Four questions show up in every serious meeting. Have the answer ready in one sentence each.

  1. "Is this enough ads?", "Two thousand and forty-seven across ten categories, with 1,200+ carrying public outcome labels for validation. For your category specifically, n is X, let me show you the cohort." Never give the top-line number alone.
  2. "Is my category represented?", Pull up the category breakdown. If the cell is thin, say so. "Food & Beverage is 88 ads, strong. Luxury is 22, directional only. We're actively curating Luxury through Q3." Honest beats impressive.
  3. "What's your validation?", "Held-out Spearman ρ +0.30 to +0.32 across TikTok engagement, TikTok CTR, and YouTube views. Meta is directional. We do not claim to predict sales or ROAS, different construct."
  4. "What about my market?", If they're asking about a market you have not validated, the answer is the next sentence: "We have not validated against your market specifically. We can run a pilot. Or you can decide based on the engagement and click-intent signals we have validated globally." Do not improvise a number.

"Buyers don't punish you for honest gaps. They punish you for confident gaps. Say what the number is. Say what cohort it's based on. Say where it stops."

07, Honest caveats

What we don't claim, and won't.

  • Meta-Feed scores are directional defaults. The outcome data for brand ads on Meta-Feed is sparse in our current cohort. We have no held-out validation for Meta-Feed. Honor this in any pitch, say it before they ask.
  • We do not predict sales, ROAS, attributed conversion, or brand recall. Engagement and click intent are leading indicators. They are correlated with downstream outcomes. They are not the same construct.
  • Attribute detection is ~85% accurate, not 100%. A formal inter-rater reliability paper (LLM-as-judge methodology) is in our pipeline, it is not yet published.
  • Scaling curves are still growing. The 2-4× ρ improvement we have seen as the cohort expanded suggests we are not at saturation. The next batch should improve, not collapse, the validation numbers.
  • Synthetic Users is scenario simulation, not a panel. The benchmark is for the score. Synthetic Users explains buyer resistance against that score. They are different surfaces.

The construct difference matters most. Live-survey methodologies measure stated recall, stated preference, stated intent, they have decades of methodology and they are the gold standard for what they measure. SaliencyLab measures behavioral proxies: likes, shares, comments, view counts, click-through percentile bands. Different construct, different unit, different decision tempo. Not a replacement. A complement, used earlier in the creative process, when the cost of being wrong is still low.

Keep reading.

This guide sits inside the Creative Analysis hub. The other five guides build on it.

Frequently asked.

How many ads should be in a benchmark before I trust it?

Use-case dependent. At least 50 per cohort for directional creative diagnosis, 200+ for KPI-level precision, 400+ for out-of-sample calibration claims. Our active pool is 2,047 ads across ten categories.

Do you scrape Meta and TikTok to build the benchmark?

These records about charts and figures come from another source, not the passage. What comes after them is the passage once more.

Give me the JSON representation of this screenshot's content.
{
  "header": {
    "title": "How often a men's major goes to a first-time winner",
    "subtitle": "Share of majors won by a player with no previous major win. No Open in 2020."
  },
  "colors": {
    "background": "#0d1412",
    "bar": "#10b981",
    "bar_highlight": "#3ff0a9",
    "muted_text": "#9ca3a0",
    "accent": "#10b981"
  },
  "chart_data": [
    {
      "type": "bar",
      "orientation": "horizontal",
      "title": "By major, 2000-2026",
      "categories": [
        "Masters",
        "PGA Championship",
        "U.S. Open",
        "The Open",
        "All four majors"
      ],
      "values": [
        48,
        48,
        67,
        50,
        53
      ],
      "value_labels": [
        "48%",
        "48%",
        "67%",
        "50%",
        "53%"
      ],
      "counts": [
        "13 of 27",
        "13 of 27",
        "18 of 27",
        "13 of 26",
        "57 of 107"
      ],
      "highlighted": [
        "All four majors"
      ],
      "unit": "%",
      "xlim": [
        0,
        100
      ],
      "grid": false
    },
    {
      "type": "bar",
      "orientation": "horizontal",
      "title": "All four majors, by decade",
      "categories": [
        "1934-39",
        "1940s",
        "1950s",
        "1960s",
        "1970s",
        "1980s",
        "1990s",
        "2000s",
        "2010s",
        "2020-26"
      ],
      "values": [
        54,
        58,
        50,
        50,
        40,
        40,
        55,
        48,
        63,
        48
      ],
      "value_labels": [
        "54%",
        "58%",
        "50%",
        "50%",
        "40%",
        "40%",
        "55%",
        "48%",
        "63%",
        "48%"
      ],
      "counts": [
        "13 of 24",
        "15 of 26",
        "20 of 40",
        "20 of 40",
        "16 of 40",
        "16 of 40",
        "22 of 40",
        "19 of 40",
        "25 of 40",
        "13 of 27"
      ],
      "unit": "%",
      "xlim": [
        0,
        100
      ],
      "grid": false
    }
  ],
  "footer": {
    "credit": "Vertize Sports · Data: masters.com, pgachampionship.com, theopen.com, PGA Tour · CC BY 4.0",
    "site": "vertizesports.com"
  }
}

No. We use Meta Ad Library API, TikTok Creative Center, TikTok Ad Library, and Google Ads Transparency Center, all official public transparency tools. Legal defensibility comes from sourcing, not anonymization.

What does your validation actually show?

Held-out Spearman ρ +0.31 on TikTok engagement (n=700), +0.30 on TikTok CTR (n=691, 5-fold CV), +0.32 on YouTube view counts (n=403, 5-fold CV). Pool-wide quintile lift 6.5×. Meta-Feed is directional defaults only, outcome data is sparse for brand ads.

Can SaliencyLab predict sales or ROAS?

No. We predict engagement and click intent, validated against public outcomes only. Sales, ROAS, attributed conversion, and brand recall are different constructs, measured by different instruments, on different timescales.